Libya: UN accuses both sides of war crimes
The UN panel said that the rebel forces had committed acts that could also constituted war crimes.
United Nations: A UN panel investigating the conflict in Libya has accused both Libyan leader Muammar Gaddafi's regime and opposition forces of committing war crimes and crimes against humanity in their 15-week fight.
Libyan government forces that are pitted against pro-democracy activists who have committed war crimes and crimes against humanity, according to a three member panel appointed by the UN Human Rights Council in Geneva.
The panel also said that the rebel forces had committed acts that could also constituted war crimes. The International Commission of Inquiry completed its investigation into alleged human rights violations and submitted its report to the Council on Wednesday.
The panel writes that "in the present report, the commission identifies a number of violations that have led it to the conclusion that international crimes, and specifically crimes against humanity and war crimes, have been committed," in Libya.
"The commission has found that there have been acts constituting murder, imprisonment, other forms of severe deprivation of physical liberty in violation of fundamental rules of international law, torture, persecution, enforced disappearance and sexual abuse that were committed by Government forces as part of a widespread or systematic attack against a civilian population with knowledge of the attack."
The panel said that these acts constitute crimes against humanity in a conflict it estimates has killed between 10,000-15,000 people.

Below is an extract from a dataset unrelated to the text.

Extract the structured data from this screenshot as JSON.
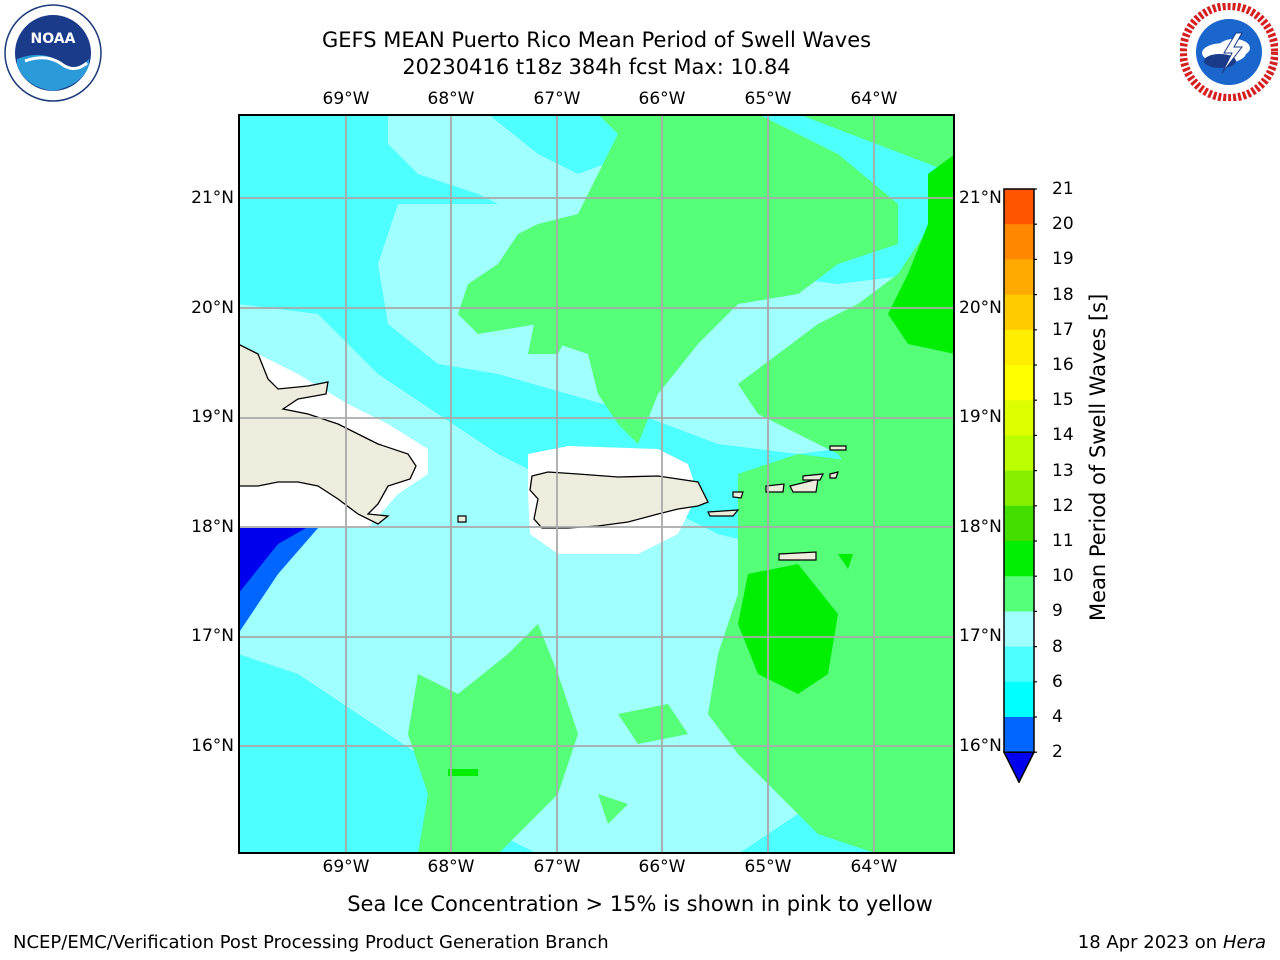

The UN said that the commission met with over 350 people during its field missions, including with 113 doctors and other medical staff, patients and members of their families in ten hospitals.
It also met with 30 people detained in two locations in the country (Tripoli and Benghazi) and with 148 people displaced either within the Libya or in transit points or refugee camps outside it.
The panel it found fewer reports of violations by the opposition.
"The commission received fewer reports of facts which would amount to the commission of international crimes by opposition forces; however, it did find some acts which would constitute war crimes," it said.
The panel called on the Libyan government to immediately cease acts of violence against civilians and recommended it to "conduct exhaustive, impartial and transparent investigations into all alleged violations."
The panel also called on the National Transitional Council, the group representing the opposition, to conduct similar investigations into alleged human rights violations.
The panel includes Cherif Bassiouni from Egypt, who served as Chair of the Commission and is Professor Emeritus of Law at DePaul University, Chicago.
Asma Kader from Jordan is a lawyer and a well-know human rights advocate. Philippe Kirsch is a Canadian lawyer who served as a judge of the International Criminal Court from 2003 to 2009 and was the court's first president.